You may recognize some faces here or there, but frankly no one is a well known actor other than Diesel save the aforementioned Sackoff and I’m wondering if her fan base is slimmer than I think. Everyone plays into their roles just fine, but the bad accents, exaggerated personalities, and Sackoff’s specific behavior is likely due to the director’s lead. It looks like community theater at times with each actor trying to be more over-the-top than the other – after all, these are all hardcore mercs, right? – but it doesn’t come off as real. I also hated the way women were portrayed. Not only is her character’s named Dahl, which is a pun Riddick can’t help but use a couple of times, but she is really the only female in the movie. One other throw away character appears to have been a sex slave as her only purpose and the nameless concubines from the beginning aren’t allowed to speak or wear clothes. Furthermore as the only female character the writers just couldn’t help blatantly making her a teenager’s fantasy – she’s a lesbian (but hints at possibly sleeping with the right guy), she’s constantly in low cut shirts, and of course decides to take a topless sink shower in which almost nothing happens aside from seeing her breasts. As a gamer who doesn’t really care all that much about political correctness I don’t really find these factors offensive (although I didn’t think Sackoff would accept a role like this), I just find her character so completely unbelievable that it deters from my ability to get into the film. Even the better developed characters like Riddick, which I must stress has had two full movies and more than four writers to assist in his background, are only fleshed out to show and tell us things about him anyone who’s seen the previous films already knows.

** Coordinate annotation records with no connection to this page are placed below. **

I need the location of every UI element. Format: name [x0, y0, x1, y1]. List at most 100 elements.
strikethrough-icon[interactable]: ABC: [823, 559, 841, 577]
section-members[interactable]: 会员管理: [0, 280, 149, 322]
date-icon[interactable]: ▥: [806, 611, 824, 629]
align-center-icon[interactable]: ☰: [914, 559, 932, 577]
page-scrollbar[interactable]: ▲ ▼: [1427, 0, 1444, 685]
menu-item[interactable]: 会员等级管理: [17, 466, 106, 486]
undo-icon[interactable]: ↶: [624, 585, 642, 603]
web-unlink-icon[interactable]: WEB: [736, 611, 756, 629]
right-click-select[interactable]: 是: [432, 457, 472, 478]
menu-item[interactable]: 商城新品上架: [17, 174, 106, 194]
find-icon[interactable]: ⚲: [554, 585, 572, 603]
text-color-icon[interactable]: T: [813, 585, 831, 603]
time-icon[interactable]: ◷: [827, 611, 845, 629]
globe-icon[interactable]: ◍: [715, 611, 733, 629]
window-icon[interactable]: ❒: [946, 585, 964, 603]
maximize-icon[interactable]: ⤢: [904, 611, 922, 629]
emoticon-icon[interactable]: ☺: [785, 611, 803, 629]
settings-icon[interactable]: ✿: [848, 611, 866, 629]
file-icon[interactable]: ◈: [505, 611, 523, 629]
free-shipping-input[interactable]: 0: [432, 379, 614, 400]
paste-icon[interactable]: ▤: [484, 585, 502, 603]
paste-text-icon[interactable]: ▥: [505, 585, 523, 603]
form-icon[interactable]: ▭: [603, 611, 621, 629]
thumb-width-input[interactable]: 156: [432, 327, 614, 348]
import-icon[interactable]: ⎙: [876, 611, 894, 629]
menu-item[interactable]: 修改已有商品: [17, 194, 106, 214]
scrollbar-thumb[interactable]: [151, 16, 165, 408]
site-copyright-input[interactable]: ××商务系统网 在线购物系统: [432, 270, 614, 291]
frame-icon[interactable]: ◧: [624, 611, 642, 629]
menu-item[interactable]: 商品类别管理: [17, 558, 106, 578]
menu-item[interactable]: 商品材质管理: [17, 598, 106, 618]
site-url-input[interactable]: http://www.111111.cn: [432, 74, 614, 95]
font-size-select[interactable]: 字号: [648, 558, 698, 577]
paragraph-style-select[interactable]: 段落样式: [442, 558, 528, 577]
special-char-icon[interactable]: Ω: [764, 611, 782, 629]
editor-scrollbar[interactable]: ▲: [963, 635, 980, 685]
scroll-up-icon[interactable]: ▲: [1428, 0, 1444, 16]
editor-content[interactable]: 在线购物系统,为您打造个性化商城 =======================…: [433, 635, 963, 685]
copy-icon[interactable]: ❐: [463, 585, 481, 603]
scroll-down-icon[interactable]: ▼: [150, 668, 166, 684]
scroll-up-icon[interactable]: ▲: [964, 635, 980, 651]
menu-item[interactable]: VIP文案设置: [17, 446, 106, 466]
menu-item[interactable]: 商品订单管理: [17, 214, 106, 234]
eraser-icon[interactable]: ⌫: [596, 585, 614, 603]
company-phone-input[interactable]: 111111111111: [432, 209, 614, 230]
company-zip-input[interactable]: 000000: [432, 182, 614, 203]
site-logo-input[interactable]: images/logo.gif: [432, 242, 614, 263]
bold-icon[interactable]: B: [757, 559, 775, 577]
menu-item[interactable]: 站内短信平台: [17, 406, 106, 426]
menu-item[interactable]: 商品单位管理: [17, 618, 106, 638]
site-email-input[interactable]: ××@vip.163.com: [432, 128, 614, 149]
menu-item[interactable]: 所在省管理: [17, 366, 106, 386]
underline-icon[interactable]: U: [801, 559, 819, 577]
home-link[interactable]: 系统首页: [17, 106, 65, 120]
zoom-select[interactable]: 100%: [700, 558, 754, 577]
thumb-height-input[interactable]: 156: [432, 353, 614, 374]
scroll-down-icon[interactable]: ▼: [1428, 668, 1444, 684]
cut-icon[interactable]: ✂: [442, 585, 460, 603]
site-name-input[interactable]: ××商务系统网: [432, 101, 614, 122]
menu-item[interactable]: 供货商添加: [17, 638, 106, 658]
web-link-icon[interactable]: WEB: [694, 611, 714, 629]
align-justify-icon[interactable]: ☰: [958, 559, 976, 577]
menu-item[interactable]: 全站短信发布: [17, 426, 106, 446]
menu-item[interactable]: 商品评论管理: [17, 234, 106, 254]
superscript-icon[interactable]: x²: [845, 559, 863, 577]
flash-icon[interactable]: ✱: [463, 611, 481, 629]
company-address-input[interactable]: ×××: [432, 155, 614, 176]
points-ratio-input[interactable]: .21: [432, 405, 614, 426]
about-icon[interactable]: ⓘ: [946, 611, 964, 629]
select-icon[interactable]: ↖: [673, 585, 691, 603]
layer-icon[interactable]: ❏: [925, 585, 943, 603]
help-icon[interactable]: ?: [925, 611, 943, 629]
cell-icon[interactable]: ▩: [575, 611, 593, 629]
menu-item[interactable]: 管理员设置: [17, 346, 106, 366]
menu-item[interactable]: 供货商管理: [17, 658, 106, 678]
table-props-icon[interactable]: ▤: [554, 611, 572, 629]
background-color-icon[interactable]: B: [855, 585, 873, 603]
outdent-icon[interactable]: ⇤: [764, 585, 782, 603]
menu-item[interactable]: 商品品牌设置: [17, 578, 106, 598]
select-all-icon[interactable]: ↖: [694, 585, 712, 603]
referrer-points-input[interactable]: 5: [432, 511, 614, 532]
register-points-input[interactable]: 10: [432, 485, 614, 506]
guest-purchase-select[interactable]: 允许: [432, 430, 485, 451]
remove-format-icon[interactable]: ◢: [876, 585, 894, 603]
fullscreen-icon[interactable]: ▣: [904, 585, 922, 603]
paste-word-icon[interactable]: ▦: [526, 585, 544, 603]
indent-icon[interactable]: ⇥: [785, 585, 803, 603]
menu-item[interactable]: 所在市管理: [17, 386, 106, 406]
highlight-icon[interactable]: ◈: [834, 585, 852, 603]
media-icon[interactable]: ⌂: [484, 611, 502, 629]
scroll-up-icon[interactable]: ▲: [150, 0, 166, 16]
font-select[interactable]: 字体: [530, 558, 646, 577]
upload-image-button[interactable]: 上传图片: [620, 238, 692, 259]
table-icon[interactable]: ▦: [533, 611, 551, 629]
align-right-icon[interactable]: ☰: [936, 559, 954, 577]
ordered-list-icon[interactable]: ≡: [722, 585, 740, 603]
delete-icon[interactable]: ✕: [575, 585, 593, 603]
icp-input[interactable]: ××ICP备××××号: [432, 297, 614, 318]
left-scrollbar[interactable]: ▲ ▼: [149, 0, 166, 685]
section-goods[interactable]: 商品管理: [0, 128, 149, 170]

Needless to say I was disappointed in what I hoped would be a solid third addition to this eclectic franchise. It got back to basics with the Riddick character, it had Vin Diesel, and it was rated R, that’s really all I asked for. Unfortunately the dialogue and recycled plot spoiled it all. No joke, this film could be sued for copyright violation if it wasn’t stealing from the other two movies in its franchise. Thankfully the action that makes up at least half of the film swoops in to save the day and when the dust settles it’s almost a zero sum game. In short, if you always found Riddick movies to have bad plot/dialogue and are just in it to see Vin Diesel be a badass, then you will not be disappointed. If you instead found yourself focusing on the intricate way Pitch Black dealt with the juxtaposition of good and evil in human beings or Chronicles of Riddick questions if actions intended to protect instead lead to worse danger, then you’re going to struggle with Riddick. No substance, no subtlety, just blatant swears, violence, and boobs, which some studio head probably thought would be perfect for a movie like this.